I have a line on some 275 gallon plastic IBC totes. They are food grade, used once and held lactic acid which can be cleaned out pretty easily. They are only $40 which is a steal. Has anyone used these for wine? Probably not suitable for red wines, but fruit wines or mead maybe? Pros and cons? How long can they be used for storage?

Thanks.


----------



## cmason1957 (Aug 29, 2013)

I don't know if these count, but I have used plastic totes as primary fermenters a few times. They seem to work and I haven't noticed any ill effects. I don't know that I would do long term storage in them.


----------



## Deezil (Aug 29, 2013)

You could dedicate one to red fermentation couldnt you?
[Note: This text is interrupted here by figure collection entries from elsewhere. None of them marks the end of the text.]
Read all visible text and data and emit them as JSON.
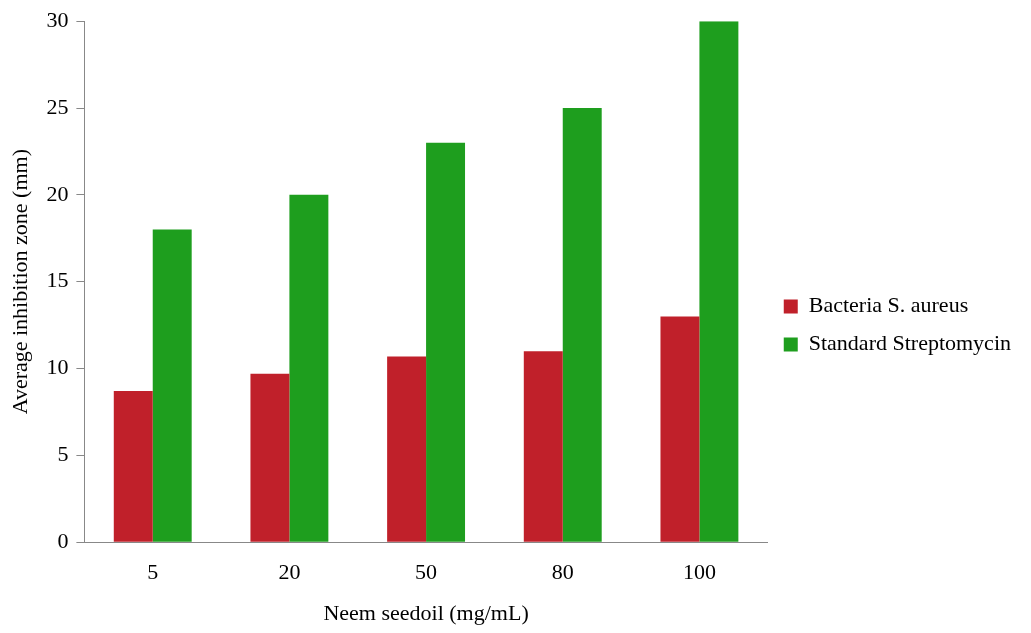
{
  "chart_data": {
    "type": "bar",
    "xlabel": "Neem seedoil (mg/mL)",
    "ylabel": "Average inhibition zone (mm)",
    "categories": [
      "5",
      "20",
      "50",
      "80",
      "100"
    ],
    "series": [
      {
        "name": "Bacteria S. aureus",
        "color": "#c0202a",
        "values": [
          8.7,
          9.7,
          10.7,
          11,
          13
        ]
      },
      {
        "name": "Standard Streptomycin",
        "color": "#1e9e1e",
        "values": [
          18,
          20,
          23,
          25,
          30
        ]
      }
    ],
    "ylim": [
      0,
      30
    ],
    "yticks": [
      0,
      5,
      10,
      15,
      20,
      25,
      30
    ],
    "legend": "right"
  }
}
Are you worried about staining or was there something else? 

I dont see why not to use them for that cheap, if the plastic is food grade.
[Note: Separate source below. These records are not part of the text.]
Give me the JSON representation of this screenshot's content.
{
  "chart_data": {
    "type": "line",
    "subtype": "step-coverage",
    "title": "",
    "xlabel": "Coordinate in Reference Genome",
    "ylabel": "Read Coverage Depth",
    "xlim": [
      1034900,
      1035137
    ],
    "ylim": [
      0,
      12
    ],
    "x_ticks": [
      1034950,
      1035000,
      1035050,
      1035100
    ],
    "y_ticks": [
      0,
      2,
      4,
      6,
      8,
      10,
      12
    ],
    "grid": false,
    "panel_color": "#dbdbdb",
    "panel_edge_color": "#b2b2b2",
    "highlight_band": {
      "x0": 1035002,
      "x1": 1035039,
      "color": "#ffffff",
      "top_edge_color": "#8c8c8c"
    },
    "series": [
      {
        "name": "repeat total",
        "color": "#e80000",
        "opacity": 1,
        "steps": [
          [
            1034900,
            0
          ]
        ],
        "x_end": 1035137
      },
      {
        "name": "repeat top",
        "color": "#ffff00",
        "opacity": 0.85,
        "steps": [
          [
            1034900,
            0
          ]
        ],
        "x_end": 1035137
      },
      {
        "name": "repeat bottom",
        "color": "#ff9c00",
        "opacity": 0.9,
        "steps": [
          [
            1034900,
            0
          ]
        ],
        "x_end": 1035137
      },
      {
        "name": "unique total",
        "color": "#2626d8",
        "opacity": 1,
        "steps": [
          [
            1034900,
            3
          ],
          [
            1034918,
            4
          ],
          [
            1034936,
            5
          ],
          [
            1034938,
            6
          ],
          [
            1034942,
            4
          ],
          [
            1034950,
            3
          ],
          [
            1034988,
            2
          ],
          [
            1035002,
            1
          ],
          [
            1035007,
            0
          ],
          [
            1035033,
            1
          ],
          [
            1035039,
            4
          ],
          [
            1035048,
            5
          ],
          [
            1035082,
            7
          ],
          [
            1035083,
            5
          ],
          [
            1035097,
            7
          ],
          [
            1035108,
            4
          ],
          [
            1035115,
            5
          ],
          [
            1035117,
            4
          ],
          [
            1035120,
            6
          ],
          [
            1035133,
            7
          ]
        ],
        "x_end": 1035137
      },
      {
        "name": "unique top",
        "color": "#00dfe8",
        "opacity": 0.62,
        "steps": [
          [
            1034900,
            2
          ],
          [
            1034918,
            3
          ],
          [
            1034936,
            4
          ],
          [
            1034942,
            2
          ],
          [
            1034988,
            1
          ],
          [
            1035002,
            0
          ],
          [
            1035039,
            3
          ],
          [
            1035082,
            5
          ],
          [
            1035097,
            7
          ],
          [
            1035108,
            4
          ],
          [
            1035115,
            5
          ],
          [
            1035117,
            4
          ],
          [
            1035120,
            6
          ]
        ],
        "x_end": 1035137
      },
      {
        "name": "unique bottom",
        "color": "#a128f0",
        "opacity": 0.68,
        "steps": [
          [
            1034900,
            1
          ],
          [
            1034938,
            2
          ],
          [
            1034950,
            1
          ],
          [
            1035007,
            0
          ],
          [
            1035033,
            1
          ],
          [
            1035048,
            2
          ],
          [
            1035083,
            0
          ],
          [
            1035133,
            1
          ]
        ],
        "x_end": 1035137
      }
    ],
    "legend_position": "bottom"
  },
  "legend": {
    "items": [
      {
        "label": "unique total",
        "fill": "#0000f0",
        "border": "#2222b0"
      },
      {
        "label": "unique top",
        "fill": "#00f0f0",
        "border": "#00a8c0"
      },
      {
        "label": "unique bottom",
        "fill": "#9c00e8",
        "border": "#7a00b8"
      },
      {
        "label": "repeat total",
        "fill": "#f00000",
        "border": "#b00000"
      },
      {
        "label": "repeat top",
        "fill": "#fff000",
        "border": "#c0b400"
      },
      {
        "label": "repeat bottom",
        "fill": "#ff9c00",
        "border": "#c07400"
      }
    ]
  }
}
Their storage capability might be impacted by your ability (or lack of) to top off with a gas.. Dunno how permeable the plastic itself is either..

Have you considered bugging the manufacturer? 

I dont see why they couldnt work for fermenters, at least


----------



## GreginND (Aug 29, 2013)

I'm not worried about staining. I'm wondering how well they protect the wine and how long one could hold a wine in them.


----------



## vacuumpumpman (Aug 29, 2013)

My concern would be sterile and all - in order to remove and clean the bottom valve - I believe it can be a real pain. Also concerned about making sure you have no headspace - so that means you would have to make 275 gallons of wine and you have all your eggs in 1 basket - That in itself could be a big gamble ??


----------



## janderson (Jun 8, 2017)

$40 isn't bad at all. I buy totes all the time from an olive oil plant and those are super hard to clean. Or what you can do is go to a larger winery and they have tons of totes that had wine in them and all you have to do is steam clean. I've also bought totes from these guys http://www.ibctoterecycling.com/used-ibc-containers-for-sale/


----------



## Bobp (Sep 12, 2017)

I buy Food grade IBC totes cheap and resell trailer loads for liquid nitrogen. The co-ops sell the nitrogen in them in hundred pound increments. I always have some around... 
I do not buy ANY that had chemical if any kind... Mostly molasses, honey, sauces ECT... All are easy to clean... Even the molasses...
I had assumed that they're fine for primary's... Even for secondary storage..? They stack easily..Handle easily... Seems like a no brainier? And rigging an airlock would be simple enough.


----------



## lostacres (Sep 14, 2017)

I use the 1000 liter totes all the time(276 gallons) 292.5 gallons when topped with no air space. 
All of my batches are stored and racked and filtered in these and bottled for sale. It produces 117 cases of wine. I have learned to clean them easily and stack them by hand. I could not have survived without them. 
I don't like to ferment in them because the ferment can get too hot and uncontrollable. I have been upgrading to stainless and jacketed tanks also 1000 liters as my budget can afford it.


----------